Wypadek w Jadachach. Auto wjechało pod wojskową ciężarówkę
Wypadek w miejscowości Jadachy. Ze wstępnych ustaleń wynika, że jeden z kierowców wjechał z ulicy podporządkowanej wprost pod koła wojskowej ciężarówki. Zderzenie aut było tak silne, że uderzyły one w trzeci samochód.
We wtorek około południa w miejscowości Jadachy w powiecie tarnobrzeskim (woj. podkarpackie) na DK nr 9 doszło do zderzenia trzech pojazdów, w tym z wojskowym jelczem. Ze wstępnych ustaleń policjantów wynika, że do zdarzenia doszło przez niezastosowanie się jednego z aut do znaku Stop.
Według mundurowych, pracujących na miejscu, kierujący seatem wyjechał z drogi podporządkowanej na drogę krajową, po której jechał ciężarowy jelcz.
Zderzenia nie udało się uniknąć. Siła uderzenia była tak duża, że zarówno wojskowa ciężarówka, jak i seat zjechały na lewy pas ruchu.
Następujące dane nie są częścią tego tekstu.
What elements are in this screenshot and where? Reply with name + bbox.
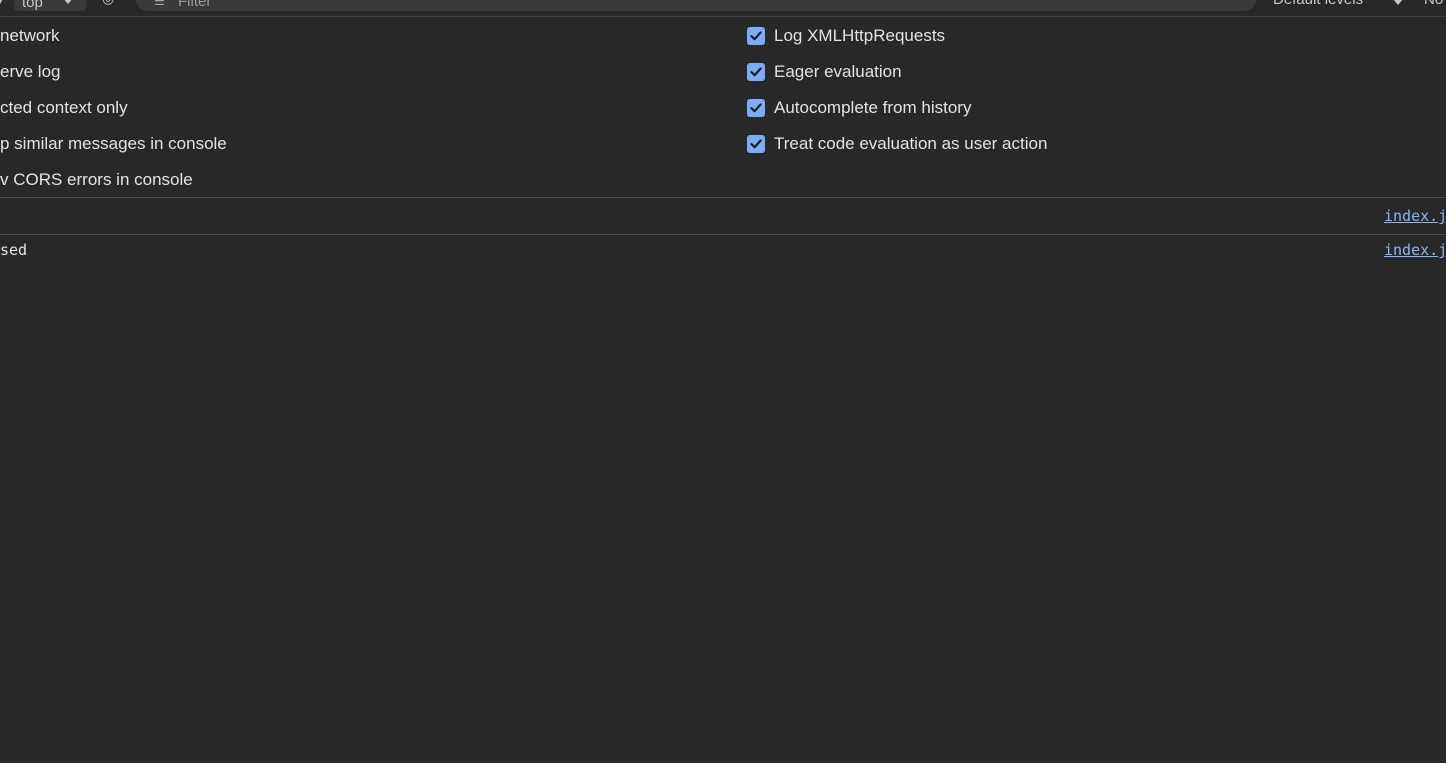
caret-down-icon	[1392, 0, 1404, 5]
checkmark-icon	[750, 103, 762, 113]
console-toolbar: ▾ top ◎ ☰ Default levels No	[0, 0, 1446, 17]
console-message-row: sed index.js	[0, 235, 1446, 267]
log-levels-dropdown[interactable]: Default levels	[1273, 0, 1363, 8]
filter-input[interactable]	[176, 0, 780, 12]
setting-group-similar-messages[interactable]: p similar messages in console	[0, 126, 227, 162]
setting-label: Treat code evaluation as user action	[774, 134, 1048, 153]
setting-label: network	[0, 26, 60, 45]
console-message-text: sed	[0, 241, 28, 259]
checkbox-checked[interactable]	[747, 27, 765, 45]
setting-label: Log XMLHttpRequests	[774, 26, 946, 45]
setting-label: erve log	[0, 62, 61, 81]
chevron-down-icon[interactable]: ▾	[0, 0, 4, 8]
issues-button[interactable]: No	[1424, 0, 1443, 8]
filter-icon: ☰	[154, 0, 165, 8]
caret-down-icon	[62, 0, 74, 4]
console-settings-panel: network erve log cted context only p sim…	[0, 17, 1446, 198]
setting-label: Eager evaluation	[774, 62, 902, 81]
setting-label: cted context only	[0, 98, 128, 117]
setting-autocomplete-from-history[interactable]: Autocomplete from history	[747, 90, 971, 126]
setting-label: v CORS errors in console	[0, 170, 193, 189]
console-source-link[interactable]: index.js	[1384, 241, 1446, 259]
checkbox-checked[interactable]	[747, 135, 765, 153]
context-selector-label: top	[22, 0, 43, 11]
setting-label: Autocomplete from history	[774, 98, 972, 117]
context-selector[interactable]: top	[14, 0, 86, 11]
setting-treat-code-evaluation-as-user-action[interactable]: Treat code evaluation as user action	[747, 126, 1047, 162]
setting-preserve-log[interactable]: erve log	[0, 54, 60, 90]
checkbox-checked[interactable]	[747, 63, 765, 81]
console-source-link[interactable]: index.js	[1384, 207, 1446, 225]
live-expression-eye-icon[interactable]: ◎	[102, 0, 114, 7]
setting-selected-context-only[interactable]: cted context only	[0, 90, 128, 126]
filter-box[interactable]: ☰	[136, 0, 1256, 12]
checkmark-icon	[750, 31, 762, 41]
setting-show-cors-errors[interactable]: v CORS errors in console	[0, 162, 193, 198]
setting-hide-network[interactable]: network	[0, 18, 60, 54]
checkbox-checked[interactable]	[747, 99, 765, 117]
setting-label: p similar messages in console	[0, 134, 227, 153]
checkmark-icon	[750, 139, 762, 149]
setting-eager-evaluation[interactable]: Eager evaluation	[747, 54, 902, 90]
checkmark-icon	[750, 67, 762, 77]
setting-log-xmlhttprequests[interactable]: Log XMLHttpRequests	[747, 18, 945, 54]
console-message-row: index.js	[0, 198, 1446, 235]
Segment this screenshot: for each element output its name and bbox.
Pojazdy uderzyły w trzeci samochód - ciężarowy mercedes.
Jadachy. Na miejscu pojawił się śmigłowiec LPR
"W wyniku tego zdarzenia ranne zostały trzy osoby: 59-latek kierujący mercedesem oraz dwóch mężczyzn w wieku 30 i 35 lat, podróżujących jelczem" - przekazała w komunikacie policja podkarpacka.
Na miejscu zginął kierujący seatem 33-latek, mieszkaniec Nowej Dęby. Mimo wysiłku ratowników śmigłowca LPR, nie udało im uratować się życia 59-latka, kierującego mercedesem.
ZOBACZ: Poszukiwania zaginionego karabinu WOT. Finał sprawy
Dwóch rannych żołnierzy z jednostki w Nowej Dębie przewieziono do szpitali w Nowej Dębie i Tarnobrzegu.